The Los Alamos Bug

The design principle behind our protocell is simple (Rasmussen et al., 2003): Minimize the number and complexity of the physico-chemical structures for the required cooperative functionalities. The minimal protocell we seek to implement consists of a particular coupling between the three central components: the genetic material (information), a metabolic system (energy transformation), and a container (co-localization). Because simplicity is our main goal, we are not restricted to contemporary cellular structures or building blocks. Two ideas have been important to the design:

  • We have simplified the notion of a container by allowing the metabolic and genetic complexes to operate at the external interface of a (fatty acid) lipid or (oil) droplet aggregate, as well as within the aggregate itself. The genes incorporate amphiphilic genes (backbone modified peptide nucleic acid (PNA) or DNA with hydrocarbon tails) and the metabolic molecules are hydrophobic photo-sensitizers, either an organic dye (stilbene) or organo-metallic (Ru-bpy) structures with hydrocarbon tails.
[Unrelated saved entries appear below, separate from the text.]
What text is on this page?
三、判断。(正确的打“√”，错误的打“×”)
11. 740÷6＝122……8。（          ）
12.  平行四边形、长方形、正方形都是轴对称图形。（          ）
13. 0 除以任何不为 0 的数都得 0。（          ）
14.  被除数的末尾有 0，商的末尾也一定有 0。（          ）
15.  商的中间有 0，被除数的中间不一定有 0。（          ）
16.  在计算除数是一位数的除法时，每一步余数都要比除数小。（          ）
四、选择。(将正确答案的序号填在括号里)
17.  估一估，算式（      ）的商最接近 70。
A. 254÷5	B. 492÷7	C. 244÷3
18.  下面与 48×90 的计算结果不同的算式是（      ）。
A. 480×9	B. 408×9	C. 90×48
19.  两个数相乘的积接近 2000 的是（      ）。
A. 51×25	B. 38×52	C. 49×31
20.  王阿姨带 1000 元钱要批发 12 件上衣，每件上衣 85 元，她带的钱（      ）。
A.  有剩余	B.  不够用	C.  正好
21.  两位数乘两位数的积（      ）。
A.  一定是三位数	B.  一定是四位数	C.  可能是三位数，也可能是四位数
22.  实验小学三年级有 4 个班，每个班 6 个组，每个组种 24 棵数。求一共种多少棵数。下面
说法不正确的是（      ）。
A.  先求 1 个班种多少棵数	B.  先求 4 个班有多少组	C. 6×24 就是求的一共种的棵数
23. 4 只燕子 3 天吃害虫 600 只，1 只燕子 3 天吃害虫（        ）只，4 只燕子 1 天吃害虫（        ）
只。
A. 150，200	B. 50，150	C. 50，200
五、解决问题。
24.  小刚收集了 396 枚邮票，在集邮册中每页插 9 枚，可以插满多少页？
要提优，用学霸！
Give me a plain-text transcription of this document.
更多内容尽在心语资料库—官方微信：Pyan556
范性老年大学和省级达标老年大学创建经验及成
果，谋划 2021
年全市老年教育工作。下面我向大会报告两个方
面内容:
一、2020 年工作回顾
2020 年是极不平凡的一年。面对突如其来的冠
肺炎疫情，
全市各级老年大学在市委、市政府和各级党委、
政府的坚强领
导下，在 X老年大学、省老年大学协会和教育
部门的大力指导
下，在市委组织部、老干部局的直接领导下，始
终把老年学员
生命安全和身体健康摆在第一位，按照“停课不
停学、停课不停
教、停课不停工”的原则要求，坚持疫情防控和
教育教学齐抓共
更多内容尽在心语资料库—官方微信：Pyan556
All of the protocell components are designed to self-assemble in water.
  • We have simplified the cooperativity between genetics, metabolics, and container by integrating genes as a functional component of a charge transfer process (electron donor) of the metabolism, which means that the genes directly catalyze the metabolic process. The metabolism produces the container components (as well as the other building blocks), which in turn self-assemble into an aggregate, which in turn contains the metabolism and the genes as well as catalyze the gene self-replication and the metabolic processes.
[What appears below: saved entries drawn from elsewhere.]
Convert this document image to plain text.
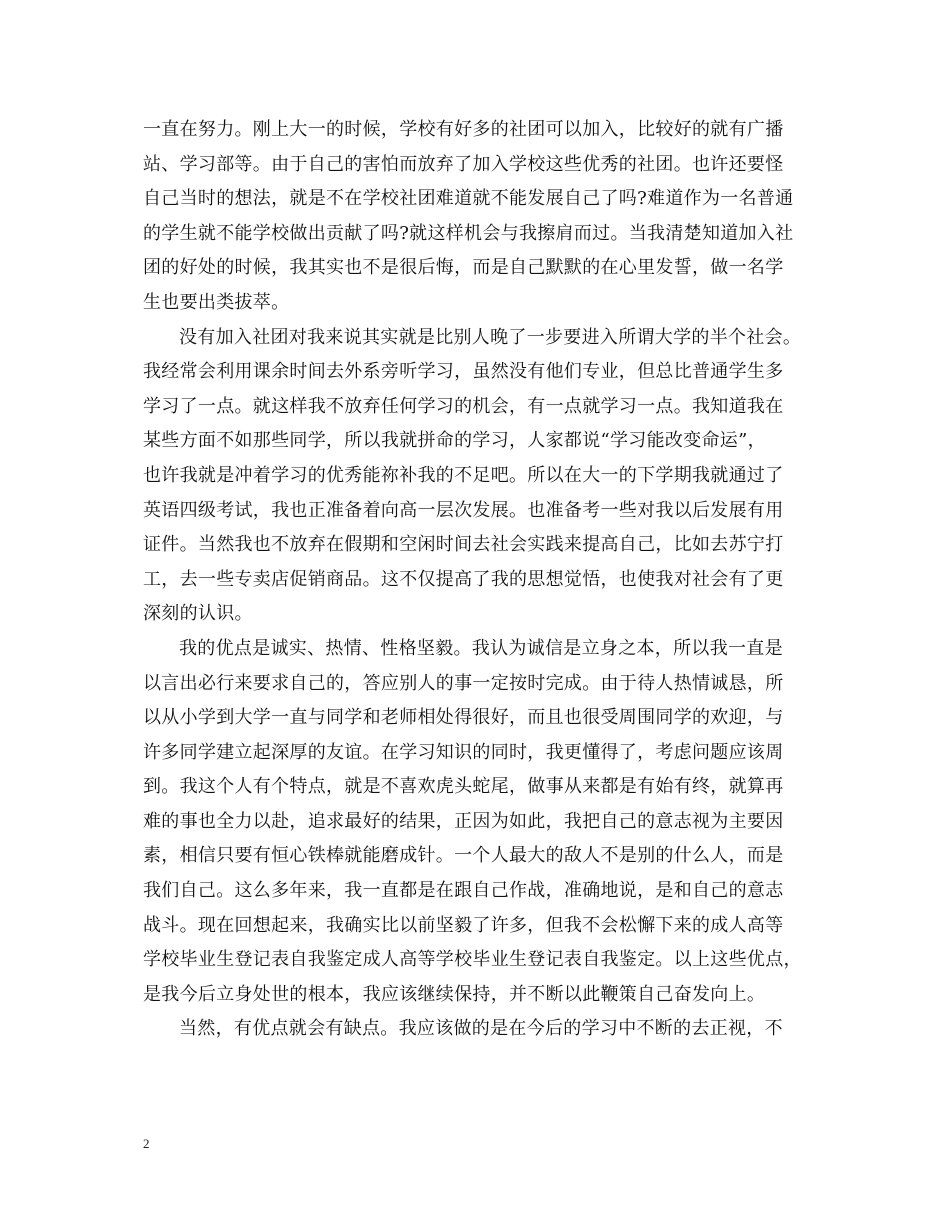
一直在努力。刚上大一的时候，学校有好多的社团可以加入，比较好的就有广播
站、学习部等。由于自己的害怕而放弃了加入学校这些优秀的社团。也许还要怪
自己当时的想法，就是不在学校社团难道就不能发展自己了吗?难道作为一名普通
的学生就不能学校做出贡献了吗?就这样机会与我擦肩而过。当我清楚知道加入社
团的好处的时候，我其实也不是很后悔，而是自己默默的在心里发誓，做一名学
生也要出类拔萃。
没有加入社团对我来说其实就是比别人晚了一步要进入所谓大学的半个社会。
我经常会利用课余时间去外系旁听学习，虽然没有他们专业，但总比普通学生多
学习了一点。就这样我不放弃任何学习的机会，有一点就学习一点。我知道我在
某些方面不如那些同学，所以我就拼命的学习，人家都说“学习能改变命运”，
也许我就是冲着学习的优秀能祢补我的不足吧。所以在大一的下学期我就通过了
英语四级考试，我也正准备着向高一层次发展。也准备考一些对我以后发展有用
证件。当然我也不放弃在假期和空闲时间去社会实践来提高自己，比如去苏宁打
工，去一些专卖店促销商品。这不仅提高了我的思想觉悟，也使我对社会有了更
深刻的认识。
我的优点是诚实、热情、性格坚毅。我认为诚信是立身之本，所以我一直是
以言出必行来要求自己的，答应别人的事一定按时完成。由于待人热情诚恳，所
以从小学到大学一直与同学和老师相处得很好，而且也很受周围同学的欢迎，与
许多同学建立起深厚的友谊。在学习知识的同时，我更懂得了，考虑问题应该周
到。我这个人有个特点，就是不喜欢虎头蛇尾，做事从来都是有始有终，就算再
难的事也全力以赴，追求最好的结果，正因为如此，我把自己的意志视为主要因
素，相信只要有恒心铁棒就能磨成针。一个人最大的敌人不是别的什么人，而是
我们自己。这么多年来，我一直都是在跟自己作战，准确地说，是和自己的意志
战斗。现在回想起来，我确实比以前坚毅了许多，但我不会松懈下来的成人高等
学校毕业生登记表自我鉴定成人高等学校毕业生登记表自我鉴定。以上这些优点，
是我今后立身处世的根本，我应该继续保持，并不断以此鞭策自己奋发向上。
当然，有优点就会有缺点。我应该做的是在今后的学习中不断的去正视，不
2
Accepting the above design concepts allow us to explore protocells which are functionally much simpler than modern biological cells and containers as small as a few nanometers in diameter and thus orders of magnitude smaller than contemporary cells.


A full physical mesoscale simulation of a micellar protocell life-cycle of the Los Alamos Bug was constructed.


S. Rasmussen, L. Chen, M. Nilsson, and S. Abe, Bridging nonliving and living matter, Artificial Life 9 (2003) 269.